The final punchline didn't work for me the first time because I didn't know what it meant. I actually thought it was going to be “A smell of petroleum prevails throughout,” or "42" or something. That's not your fault, but I guess a word that isn't slang but has the same meaning would avoid that issue. Anyway, I did chuckle once I'd found out what it meant, so yeah, nice entry.
#16006 · 2
· on Remember, O Thou Man
I thought it was a divine 'end of the world' scenario rather than a suicide bomber so I agree that clarity on the details would be helpful in this story.

I liked the back-and-forth between the two characters though. Pretty solid entry imo.
#12907 · 8
·
guys, why
#12852 ·
· on Monokeras and Fenton's Whacky French Adventures
I enjoyed this.
#9217 · 5
· on What It's Worth
What It's Worth: Retrospective

I agree with all the criticisms levelled at this one, so I'd just like to thank everyone for commenting and pointing out where I could improve. I enjoyed writing this, but once again I tried to cram an idea into 750 words that needed more space to breathe, and characterisation and clarity suffered as a result. You'd think I'd have learned my lesson by now!

Thanks again, all.
#8968 ·
· on Dance Dance Revolution · >>horizon
Aside from a grin at a couple of the jokes with Vinyl, the lol!random nature of the story didn't do anything for me on first read. The random meta references in the middle really didn't endear me to the story either. Then bang!--it ended.

But I warmed up to this one. The pacing is fast and even at the first read it kept me going without skipping anything, and the jokes come thick and fast: Iron Will's technicality rhyme is spot on, and Luna sashaying is a great image.

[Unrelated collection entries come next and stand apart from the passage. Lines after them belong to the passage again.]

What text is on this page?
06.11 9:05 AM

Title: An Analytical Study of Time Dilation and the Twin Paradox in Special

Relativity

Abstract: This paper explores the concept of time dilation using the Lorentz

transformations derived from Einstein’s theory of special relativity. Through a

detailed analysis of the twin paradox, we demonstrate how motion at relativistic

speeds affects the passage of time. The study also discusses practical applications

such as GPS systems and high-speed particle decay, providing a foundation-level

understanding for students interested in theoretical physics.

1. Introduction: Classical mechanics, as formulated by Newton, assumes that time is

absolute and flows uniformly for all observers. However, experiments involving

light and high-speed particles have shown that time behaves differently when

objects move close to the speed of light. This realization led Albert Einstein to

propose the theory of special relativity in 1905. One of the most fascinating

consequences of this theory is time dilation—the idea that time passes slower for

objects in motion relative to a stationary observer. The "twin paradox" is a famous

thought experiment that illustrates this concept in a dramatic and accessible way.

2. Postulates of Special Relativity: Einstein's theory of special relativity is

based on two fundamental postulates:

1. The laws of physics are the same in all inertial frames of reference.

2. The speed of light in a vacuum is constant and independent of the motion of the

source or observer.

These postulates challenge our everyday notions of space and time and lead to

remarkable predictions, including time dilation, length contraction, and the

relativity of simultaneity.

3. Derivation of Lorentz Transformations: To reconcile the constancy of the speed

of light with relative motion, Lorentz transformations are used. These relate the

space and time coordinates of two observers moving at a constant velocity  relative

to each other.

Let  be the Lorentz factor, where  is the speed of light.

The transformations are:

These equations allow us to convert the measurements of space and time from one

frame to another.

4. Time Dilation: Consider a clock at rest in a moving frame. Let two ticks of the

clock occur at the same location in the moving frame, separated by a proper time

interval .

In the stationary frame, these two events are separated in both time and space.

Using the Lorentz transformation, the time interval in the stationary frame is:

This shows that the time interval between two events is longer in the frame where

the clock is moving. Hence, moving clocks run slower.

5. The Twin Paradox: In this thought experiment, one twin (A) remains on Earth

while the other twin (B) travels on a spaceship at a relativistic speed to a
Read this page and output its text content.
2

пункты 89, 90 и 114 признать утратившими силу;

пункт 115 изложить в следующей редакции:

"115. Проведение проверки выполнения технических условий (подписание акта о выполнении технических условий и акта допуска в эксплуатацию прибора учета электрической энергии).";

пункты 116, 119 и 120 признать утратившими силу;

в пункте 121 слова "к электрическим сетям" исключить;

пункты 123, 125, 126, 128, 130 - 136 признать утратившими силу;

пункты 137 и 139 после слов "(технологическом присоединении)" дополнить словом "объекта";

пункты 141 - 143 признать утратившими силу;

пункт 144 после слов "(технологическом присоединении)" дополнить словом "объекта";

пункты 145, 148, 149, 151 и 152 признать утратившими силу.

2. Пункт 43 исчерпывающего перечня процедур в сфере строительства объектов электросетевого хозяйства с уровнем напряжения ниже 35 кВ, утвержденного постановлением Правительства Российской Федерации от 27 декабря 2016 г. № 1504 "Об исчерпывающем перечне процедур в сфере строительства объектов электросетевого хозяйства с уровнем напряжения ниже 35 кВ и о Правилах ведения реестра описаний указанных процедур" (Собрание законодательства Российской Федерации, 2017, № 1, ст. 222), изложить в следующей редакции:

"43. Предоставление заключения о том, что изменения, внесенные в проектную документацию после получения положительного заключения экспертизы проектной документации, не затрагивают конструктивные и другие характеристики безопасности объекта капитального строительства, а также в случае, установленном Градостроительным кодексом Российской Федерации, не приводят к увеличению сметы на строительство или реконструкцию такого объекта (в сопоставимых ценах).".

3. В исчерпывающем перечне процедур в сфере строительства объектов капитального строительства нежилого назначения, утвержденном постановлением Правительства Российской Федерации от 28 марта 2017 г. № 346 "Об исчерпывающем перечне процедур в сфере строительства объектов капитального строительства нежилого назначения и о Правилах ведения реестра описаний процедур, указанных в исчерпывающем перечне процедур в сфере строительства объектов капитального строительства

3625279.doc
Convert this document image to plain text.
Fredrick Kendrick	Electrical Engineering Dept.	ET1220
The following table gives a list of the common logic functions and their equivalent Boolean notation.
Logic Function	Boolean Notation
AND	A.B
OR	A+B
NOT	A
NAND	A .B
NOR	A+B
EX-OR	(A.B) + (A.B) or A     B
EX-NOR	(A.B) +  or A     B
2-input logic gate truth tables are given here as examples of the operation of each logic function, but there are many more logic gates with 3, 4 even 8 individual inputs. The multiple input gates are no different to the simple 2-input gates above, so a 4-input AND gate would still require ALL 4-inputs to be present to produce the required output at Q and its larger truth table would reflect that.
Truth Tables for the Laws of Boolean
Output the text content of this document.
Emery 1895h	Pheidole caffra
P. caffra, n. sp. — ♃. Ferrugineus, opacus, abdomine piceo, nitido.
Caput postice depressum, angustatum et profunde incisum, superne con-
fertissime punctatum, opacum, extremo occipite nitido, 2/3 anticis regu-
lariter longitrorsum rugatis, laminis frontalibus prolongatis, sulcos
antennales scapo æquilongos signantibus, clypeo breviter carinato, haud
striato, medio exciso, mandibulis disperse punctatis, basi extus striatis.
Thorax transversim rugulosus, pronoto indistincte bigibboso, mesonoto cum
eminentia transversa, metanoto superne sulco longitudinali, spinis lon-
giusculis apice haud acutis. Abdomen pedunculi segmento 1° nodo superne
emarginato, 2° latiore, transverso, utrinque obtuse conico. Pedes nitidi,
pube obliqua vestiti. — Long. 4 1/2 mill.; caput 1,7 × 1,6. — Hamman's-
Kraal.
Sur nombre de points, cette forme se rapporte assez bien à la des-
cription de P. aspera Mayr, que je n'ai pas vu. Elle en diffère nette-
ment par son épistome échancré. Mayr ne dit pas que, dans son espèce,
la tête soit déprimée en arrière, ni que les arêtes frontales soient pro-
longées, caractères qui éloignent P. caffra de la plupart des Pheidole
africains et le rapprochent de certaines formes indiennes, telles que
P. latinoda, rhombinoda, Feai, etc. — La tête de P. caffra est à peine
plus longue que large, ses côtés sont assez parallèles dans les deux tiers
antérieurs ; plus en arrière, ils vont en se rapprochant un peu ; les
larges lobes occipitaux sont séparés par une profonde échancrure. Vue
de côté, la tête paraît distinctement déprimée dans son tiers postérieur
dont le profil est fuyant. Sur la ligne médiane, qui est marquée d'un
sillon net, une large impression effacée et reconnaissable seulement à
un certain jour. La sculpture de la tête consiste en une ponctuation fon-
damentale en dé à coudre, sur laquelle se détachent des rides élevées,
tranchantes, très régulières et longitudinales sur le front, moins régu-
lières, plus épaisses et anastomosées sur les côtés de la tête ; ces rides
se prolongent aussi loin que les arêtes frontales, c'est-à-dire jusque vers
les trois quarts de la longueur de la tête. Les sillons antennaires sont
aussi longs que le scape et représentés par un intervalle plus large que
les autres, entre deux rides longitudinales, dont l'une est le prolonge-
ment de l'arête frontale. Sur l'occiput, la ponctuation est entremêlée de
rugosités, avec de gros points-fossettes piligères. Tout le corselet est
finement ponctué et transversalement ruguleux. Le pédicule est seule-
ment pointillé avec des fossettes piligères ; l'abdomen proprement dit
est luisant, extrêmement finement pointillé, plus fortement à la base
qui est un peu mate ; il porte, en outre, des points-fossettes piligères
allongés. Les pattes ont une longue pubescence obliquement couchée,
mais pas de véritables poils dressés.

It still screeches to halt on account of the length restriction, and it doesn't end on a strong punchline. I still don't like the meta references either. But I think I misjudged this one first time round. Nice work.
#8967 ·
· on Awesome! · >>scifipony
Like >>Not_A_Hat said, the sensory description in this is wonderful. However, I never felt remotely unnerved while Rainbow was looking around, and I never expected a twist, so as long as that was your intention, we're good. If you did intend to creep me out, though, it didn't work, and I can pin the main reason for that on the title. It clearly implies nothing bad is going to happen.

It might be a little bit creepy though that the room/Starlight is casting a spell on Dash to make her read/study...

Oh. Oh. If that was the intention, author, touché. I just got it.

Moving further up the slate, on that basis.